[Cross-posted to Cliopatria & Digital History Hacks]
Given that relatively few of our colleagues are familiar with digital history yet--and that those of us who practice some form of it aren't sure what to call it: digital history? history and computing? digital humanities?--it may seem a bit perverse to start talking about computational history. Nevertheless, it's an idea that we need, and the sooner we start talking and thinking about it, the better.

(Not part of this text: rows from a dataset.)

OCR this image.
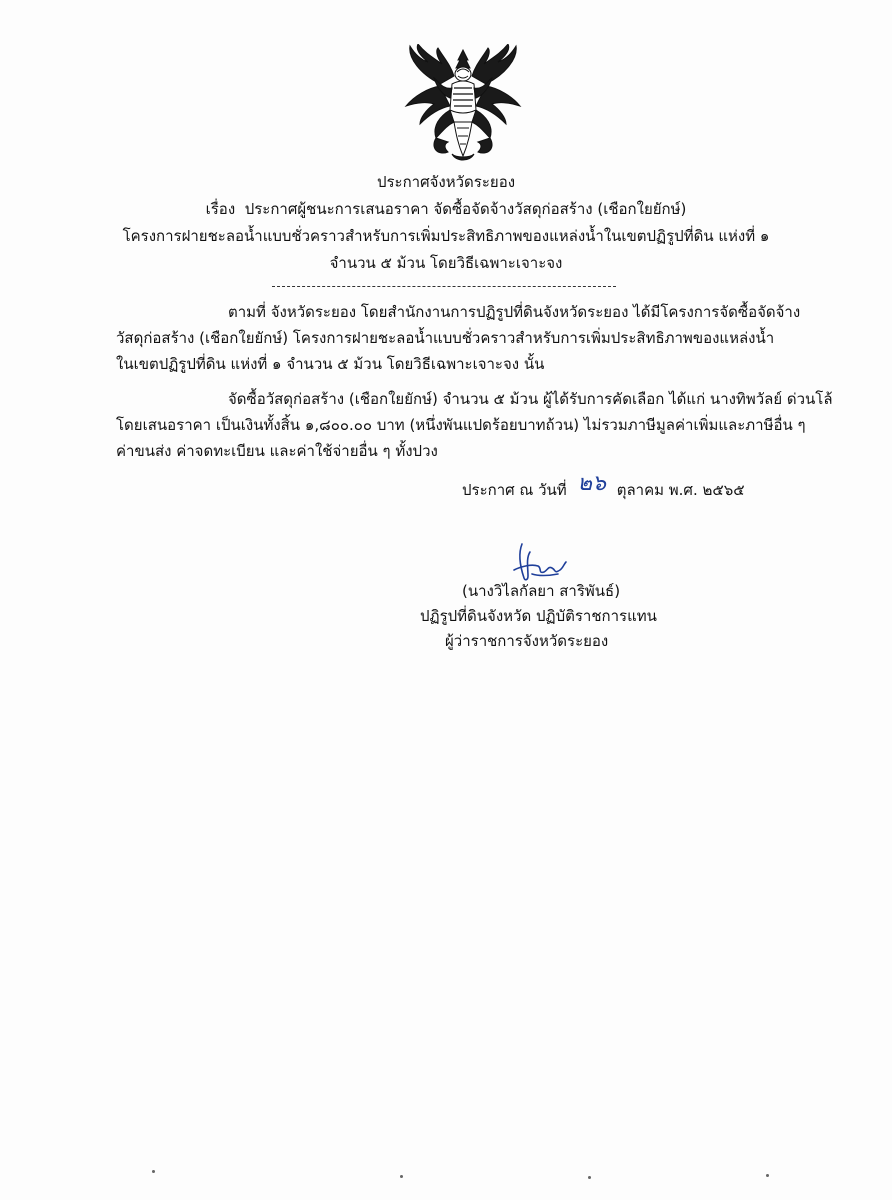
ประกาศจังหวัดระยอง
เรื่อง ประกาศผู้ชนะการเสนอราคา จัดซื้อจัดจ้างวัสดุก่อสร้าง (เชือกใยยักษ์)
โครงการฝายชะลอน้ำแบบชั่วคราวสำหรับการเพิ่มประสิทธิภาพของแหล่งน้ำในเขตปฏิรูปที่ดิน แห่งที่ ๑
จำนวน ๕ ม้วน โดยวิธีเฉพาะเจาะจง
ตามที่ จังหวัดระยอง โดยสำนักงานการปฏิรูปที่ดินจังหวัดระยอง ได้มีโครงการจัดซื้อจัดจ้าง
วัสดุก่อสร้าง (เชือกใยยักษ์) โครงการฝายชะลอน้ำแบบชั่วคราวสำหรับการเพิ่มประสิทธิภาพของแหล่งน้ำ
ในเขตปฏิรูปที่ดิน แห่งที่ ๑ จำนวน ๕ ม้วน โดยวิธีเฉพาะเจาะจง นั้น
จัดซื้อวัสดุก่อสร้าง (เชือกใยยักษ์) จำนวน ๕ ม้วน ผู้ได้รับการคัดเลือก ได้แก่ นางทิพวัลย์ ด่วนโล้
โดยเสนอราคา เป็นเงินทั้งสิ้น ๑,๘๐๐.๐๐ บาท (หนึ่งพันแปดร้อยบาทถ้วน) ไม่รวมภาษีมูลค่าเพิ่มและภาษีอื่น ๆ
ค่าขนส่ง ค่าจดทะเบียน และค่าใช้จ่ายอื่น ๆ ทั้งปวง
ประกาศ ณ วันที่ ๒๖ ตุลาคม พ.ศ. ๒๕๖๕
(นางวิไลกัลยา สาริพันธ์)
ปฏิรูปที่ดินจังหวัด ปฏิบัติราชการแทน
ผู้ว่าราชการจังหวัดระยอง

From my perspective, digital history simply refers to the idea that many of our potential sources are now online and available on the internet. It is possible, of course, to expand this definition and tease out many of its implications. (For more on that, see the forthcoming interchange on "The Promise of Digital History" in the September 2008 issue of The Journal of American History). To some extent we're all digital historians already, as it is quickly becoming impossible to imagine doing historical research without making use of e-mail, discussion lists, word processors, search engines, bibliographical databases and electronic publishing. Some day pretty soon, the "digital" in "digital history" is going to sound redundant, and we can drop it and get back to doing what we all love.

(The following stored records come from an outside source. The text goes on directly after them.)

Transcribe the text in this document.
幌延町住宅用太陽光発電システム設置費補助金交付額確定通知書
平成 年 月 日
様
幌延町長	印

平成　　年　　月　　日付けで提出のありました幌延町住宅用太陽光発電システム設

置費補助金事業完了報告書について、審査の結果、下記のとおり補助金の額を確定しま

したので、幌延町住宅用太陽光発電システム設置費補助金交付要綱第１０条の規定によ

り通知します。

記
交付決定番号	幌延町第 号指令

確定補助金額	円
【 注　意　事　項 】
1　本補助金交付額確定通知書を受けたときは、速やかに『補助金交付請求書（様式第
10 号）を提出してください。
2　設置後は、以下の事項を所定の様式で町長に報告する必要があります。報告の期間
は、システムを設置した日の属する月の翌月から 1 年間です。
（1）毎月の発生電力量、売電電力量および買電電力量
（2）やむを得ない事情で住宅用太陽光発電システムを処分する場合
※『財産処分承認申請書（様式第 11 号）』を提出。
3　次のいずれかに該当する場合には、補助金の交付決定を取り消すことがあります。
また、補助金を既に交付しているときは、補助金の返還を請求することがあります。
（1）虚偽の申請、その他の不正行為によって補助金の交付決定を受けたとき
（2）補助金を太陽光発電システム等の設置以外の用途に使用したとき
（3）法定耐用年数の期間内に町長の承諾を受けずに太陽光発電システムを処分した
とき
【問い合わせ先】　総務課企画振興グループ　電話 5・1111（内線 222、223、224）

Or maybe not. By that time, I think, it will have become apparent that having networked access to an effectively infinite archive of digital sources, and to one another, has completely changed the nature of the game. Here are a few examples of what's in store.
Collective intelligence. Social software allows large numbers of people to interact efficiently and focus on solving problems that may be too difficult for any individual or small group. Does this sound utopian? Present-day examples are easy to find in massive online games, open source software, and even the much-maligned Wikipedia. These efforts all involve unthinkably complex assemblages of people, machines, computational processes and archives of representations. We have no idea what these collective intelligences will be capable of. Is it possible for an ad hoc, international, multi-lingual group of people to engage in a parallel and distributed process of historical research? Is it possible for a group to transcend the historical consciousness of the individuals that make it up? How does the historical reasoning of a collective intelligence differ from the historical reasoning of more familiar kinds of historian?
Machines as colleagues. Most of us are aware that law enforcement and security agencies routinely use biometric software to search through databases of images and video and identify people by facial characteristics, gait, and so on. Nothing precludes the use of similar software with historical archives. But here's the key point. Suppose you have a photograph of known provenance, depicting someone in whom you have an interest. Your biometric software skims through a database of historical images and matches your person to someone in a photo of a crowd at an important event. If the program is 95% sure that the match is valid, are you justified in arguing that your person was in the crowd that day?
Archives with APIs. Take it a step further. Most online archives today are designed to allow human users to find sources and read and cite them in traditional ways. It is straightforward, however, for the creators of these archives to add an application programming interface (API), a way for computer programs to request and make use of archival sources. You could train a machine learner to recognize pictures of people, artifacts or places and turn it loose on every historical photo archive with an API. Trained learners can be shared amongst groups of colleagues, or subject as populations to a process of artificial selection. At present, APIs are most familiar in the form of mashups, websites that integrate data from different sources on-the-fly. The race is on now to provide APIs for some of the world's most important online archival collections.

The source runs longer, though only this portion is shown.